The YYYY-MM-DD format (
%Y-%m-%d) is an internationally accepted, and standardized (ISO 8601) date format. The entire ISO 8601 system is based on big-endian ordering (greatest-to-least units) within the string, so… year, month, day, hour, minute, second. It makes a hell lot more sense than the American traditional MM/DD/YY format. So much so, in fact, that ANSI and the National Institute of Standards and Technology (NIST) have both adopted it. In some countries, like China, the traditional format in the language follows the same big-endianness: 2006年1月29日, which spells out 2006-01-29.
The advantage of this format isn’t just for programmers, where sorting dates and times requires no special logic (i.e.
2014-01-31 unambiguously precedes
2014-02-01, even if they were both written without delimiter symbols).
The format also eliminates any confusion between the fields.
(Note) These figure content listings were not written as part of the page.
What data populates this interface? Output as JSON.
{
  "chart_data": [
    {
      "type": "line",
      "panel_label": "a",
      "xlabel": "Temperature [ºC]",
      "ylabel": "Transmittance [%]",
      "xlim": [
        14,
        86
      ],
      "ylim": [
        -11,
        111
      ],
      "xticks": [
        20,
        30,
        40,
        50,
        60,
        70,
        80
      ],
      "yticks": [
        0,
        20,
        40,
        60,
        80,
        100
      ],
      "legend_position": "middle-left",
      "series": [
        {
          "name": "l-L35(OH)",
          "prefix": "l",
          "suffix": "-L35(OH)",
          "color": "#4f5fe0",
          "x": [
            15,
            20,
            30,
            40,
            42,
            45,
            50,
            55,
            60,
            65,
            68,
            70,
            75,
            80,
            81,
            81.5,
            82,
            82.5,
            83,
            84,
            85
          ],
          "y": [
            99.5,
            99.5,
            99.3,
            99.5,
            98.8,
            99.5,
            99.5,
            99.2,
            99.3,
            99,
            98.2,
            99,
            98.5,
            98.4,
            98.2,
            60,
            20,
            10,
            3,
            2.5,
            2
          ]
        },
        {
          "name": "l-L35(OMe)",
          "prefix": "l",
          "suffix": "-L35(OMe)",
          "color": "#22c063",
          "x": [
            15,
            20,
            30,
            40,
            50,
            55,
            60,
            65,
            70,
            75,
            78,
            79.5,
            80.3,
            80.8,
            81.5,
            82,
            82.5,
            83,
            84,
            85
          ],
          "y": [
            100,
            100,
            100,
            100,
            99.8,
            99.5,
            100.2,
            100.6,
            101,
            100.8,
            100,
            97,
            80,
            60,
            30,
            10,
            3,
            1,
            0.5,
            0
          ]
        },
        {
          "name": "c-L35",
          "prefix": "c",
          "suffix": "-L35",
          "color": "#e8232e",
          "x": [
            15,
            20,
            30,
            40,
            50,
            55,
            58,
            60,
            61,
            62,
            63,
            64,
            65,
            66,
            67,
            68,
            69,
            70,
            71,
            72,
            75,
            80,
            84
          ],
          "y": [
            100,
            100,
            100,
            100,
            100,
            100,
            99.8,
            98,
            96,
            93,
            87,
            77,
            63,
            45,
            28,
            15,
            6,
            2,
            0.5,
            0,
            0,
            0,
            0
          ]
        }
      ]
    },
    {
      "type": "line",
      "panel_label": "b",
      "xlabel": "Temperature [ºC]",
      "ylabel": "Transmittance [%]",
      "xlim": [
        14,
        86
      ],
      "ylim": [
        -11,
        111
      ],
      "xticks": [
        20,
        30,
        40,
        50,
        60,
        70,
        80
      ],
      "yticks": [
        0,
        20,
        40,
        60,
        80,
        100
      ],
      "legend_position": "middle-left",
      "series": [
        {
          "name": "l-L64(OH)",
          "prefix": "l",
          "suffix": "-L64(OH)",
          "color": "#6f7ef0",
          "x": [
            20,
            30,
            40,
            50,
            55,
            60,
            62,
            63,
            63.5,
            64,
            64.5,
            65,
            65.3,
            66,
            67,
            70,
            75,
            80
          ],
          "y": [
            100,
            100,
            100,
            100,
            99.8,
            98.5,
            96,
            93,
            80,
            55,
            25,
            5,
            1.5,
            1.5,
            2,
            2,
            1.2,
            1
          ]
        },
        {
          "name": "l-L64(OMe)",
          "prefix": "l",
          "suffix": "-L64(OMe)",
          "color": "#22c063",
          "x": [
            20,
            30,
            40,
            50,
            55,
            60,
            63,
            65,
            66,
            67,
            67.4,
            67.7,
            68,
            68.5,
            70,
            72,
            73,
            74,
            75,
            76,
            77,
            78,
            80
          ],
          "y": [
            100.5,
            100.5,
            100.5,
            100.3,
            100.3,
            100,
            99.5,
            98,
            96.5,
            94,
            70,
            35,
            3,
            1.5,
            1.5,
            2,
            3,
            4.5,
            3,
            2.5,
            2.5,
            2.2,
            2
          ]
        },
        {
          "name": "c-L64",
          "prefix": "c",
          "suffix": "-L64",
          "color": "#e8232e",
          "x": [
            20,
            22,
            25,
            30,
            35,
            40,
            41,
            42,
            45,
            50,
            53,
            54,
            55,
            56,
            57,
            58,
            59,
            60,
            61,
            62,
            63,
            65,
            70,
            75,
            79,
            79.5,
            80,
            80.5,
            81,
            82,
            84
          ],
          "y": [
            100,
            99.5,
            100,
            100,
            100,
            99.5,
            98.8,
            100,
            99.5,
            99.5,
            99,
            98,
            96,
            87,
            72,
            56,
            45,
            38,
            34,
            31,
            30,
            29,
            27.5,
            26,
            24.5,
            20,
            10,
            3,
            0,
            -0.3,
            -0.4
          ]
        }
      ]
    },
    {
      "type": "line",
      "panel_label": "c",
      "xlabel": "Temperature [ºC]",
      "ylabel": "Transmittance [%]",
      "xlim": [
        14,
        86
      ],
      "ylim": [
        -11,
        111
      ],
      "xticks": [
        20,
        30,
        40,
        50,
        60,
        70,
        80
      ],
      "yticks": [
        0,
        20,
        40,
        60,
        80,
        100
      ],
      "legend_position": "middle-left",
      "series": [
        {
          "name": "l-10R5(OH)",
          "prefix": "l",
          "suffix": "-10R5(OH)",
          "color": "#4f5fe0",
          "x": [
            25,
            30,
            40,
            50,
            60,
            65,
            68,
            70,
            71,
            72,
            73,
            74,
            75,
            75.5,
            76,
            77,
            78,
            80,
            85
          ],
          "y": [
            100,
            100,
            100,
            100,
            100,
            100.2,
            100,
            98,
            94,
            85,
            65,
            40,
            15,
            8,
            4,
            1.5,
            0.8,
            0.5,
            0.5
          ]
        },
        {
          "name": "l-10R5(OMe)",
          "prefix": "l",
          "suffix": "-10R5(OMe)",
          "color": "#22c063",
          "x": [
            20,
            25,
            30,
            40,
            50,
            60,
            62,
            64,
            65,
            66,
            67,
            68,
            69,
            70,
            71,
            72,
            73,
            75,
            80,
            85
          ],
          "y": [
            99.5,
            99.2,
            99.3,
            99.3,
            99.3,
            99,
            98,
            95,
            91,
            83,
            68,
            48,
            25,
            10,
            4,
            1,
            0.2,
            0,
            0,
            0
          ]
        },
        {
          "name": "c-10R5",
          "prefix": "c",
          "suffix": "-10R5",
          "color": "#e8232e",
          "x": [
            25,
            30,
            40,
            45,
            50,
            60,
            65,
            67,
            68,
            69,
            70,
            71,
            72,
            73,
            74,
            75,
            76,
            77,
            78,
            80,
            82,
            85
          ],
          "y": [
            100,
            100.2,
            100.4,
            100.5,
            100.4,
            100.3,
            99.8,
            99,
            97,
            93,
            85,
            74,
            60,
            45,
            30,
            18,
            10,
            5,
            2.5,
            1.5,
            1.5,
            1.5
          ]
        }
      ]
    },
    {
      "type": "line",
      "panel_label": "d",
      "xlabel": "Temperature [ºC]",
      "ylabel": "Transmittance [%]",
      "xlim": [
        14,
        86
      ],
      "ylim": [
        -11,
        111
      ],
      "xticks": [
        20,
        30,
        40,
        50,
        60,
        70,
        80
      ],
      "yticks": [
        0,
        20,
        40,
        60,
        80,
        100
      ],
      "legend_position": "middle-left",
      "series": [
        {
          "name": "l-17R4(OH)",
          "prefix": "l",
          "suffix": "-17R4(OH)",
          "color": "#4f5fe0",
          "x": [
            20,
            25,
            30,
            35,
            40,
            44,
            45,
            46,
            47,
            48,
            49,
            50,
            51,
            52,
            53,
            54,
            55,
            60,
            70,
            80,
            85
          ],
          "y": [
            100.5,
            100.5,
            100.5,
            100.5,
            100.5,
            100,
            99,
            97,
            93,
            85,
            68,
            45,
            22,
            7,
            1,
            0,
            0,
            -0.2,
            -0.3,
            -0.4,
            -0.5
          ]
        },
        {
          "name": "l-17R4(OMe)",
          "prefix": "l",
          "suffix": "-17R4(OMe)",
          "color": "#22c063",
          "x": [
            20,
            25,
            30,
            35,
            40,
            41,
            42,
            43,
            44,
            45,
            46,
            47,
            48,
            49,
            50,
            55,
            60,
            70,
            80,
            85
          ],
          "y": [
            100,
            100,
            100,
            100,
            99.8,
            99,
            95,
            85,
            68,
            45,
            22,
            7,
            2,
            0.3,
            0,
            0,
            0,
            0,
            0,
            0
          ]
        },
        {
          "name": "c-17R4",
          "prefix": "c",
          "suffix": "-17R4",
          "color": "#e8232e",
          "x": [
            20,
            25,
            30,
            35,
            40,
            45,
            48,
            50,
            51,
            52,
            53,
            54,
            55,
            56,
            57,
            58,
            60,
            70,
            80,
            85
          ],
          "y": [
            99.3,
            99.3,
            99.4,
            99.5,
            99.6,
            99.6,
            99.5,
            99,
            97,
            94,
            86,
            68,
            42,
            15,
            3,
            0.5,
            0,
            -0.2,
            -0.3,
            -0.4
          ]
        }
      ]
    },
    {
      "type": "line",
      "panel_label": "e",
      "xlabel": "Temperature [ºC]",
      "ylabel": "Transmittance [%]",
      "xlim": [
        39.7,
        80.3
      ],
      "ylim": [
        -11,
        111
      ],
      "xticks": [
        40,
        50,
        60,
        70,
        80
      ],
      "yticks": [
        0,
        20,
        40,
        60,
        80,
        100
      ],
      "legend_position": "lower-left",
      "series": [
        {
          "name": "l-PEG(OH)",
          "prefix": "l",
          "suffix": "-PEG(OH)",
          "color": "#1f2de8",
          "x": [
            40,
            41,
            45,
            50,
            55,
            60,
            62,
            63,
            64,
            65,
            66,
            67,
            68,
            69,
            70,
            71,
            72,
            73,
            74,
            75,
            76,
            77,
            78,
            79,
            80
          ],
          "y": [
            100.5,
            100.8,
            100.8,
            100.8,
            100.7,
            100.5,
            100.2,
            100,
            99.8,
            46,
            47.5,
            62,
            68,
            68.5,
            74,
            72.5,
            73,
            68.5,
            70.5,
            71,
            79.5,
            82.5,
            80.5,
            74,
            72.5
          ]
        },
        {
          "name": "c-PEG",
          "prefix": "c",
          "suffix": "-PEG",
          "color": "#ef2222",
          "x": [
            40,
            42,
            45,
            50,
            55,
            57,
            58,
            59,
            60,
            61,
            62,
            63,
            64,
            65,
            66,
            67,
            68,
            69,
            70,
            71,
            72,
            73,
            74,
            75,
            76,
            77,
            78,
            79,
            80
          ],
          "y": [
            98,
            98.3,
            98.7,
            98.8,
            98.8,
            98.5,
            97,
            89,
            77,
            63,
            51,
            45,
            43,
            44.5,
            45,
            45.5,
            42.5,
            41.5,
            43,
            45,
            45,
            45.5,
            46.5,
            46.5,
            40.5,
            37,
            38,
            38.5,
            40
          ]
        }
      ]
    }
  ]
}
For instance, though colloquial American 11/12/13 should be interpreted as November 12, __13, it could just as easily pass for December 13, 2011. There is no room for confusion in 2013-11-12.
XKCD says it best:
Now, it’s understandable that maybe Google needs to recognize people’s different formats of entering dates in their colloquial formats, like MM/DD/YY. But there is no excuse not to recognize the YYYY-MM-DD format.
Even more so, because the date in my screenshot, 1995-09-24, has no possible misinterpretation. To any rational human being, there’s no way to think that this is the 9th day of the 24th month (!) of 1995.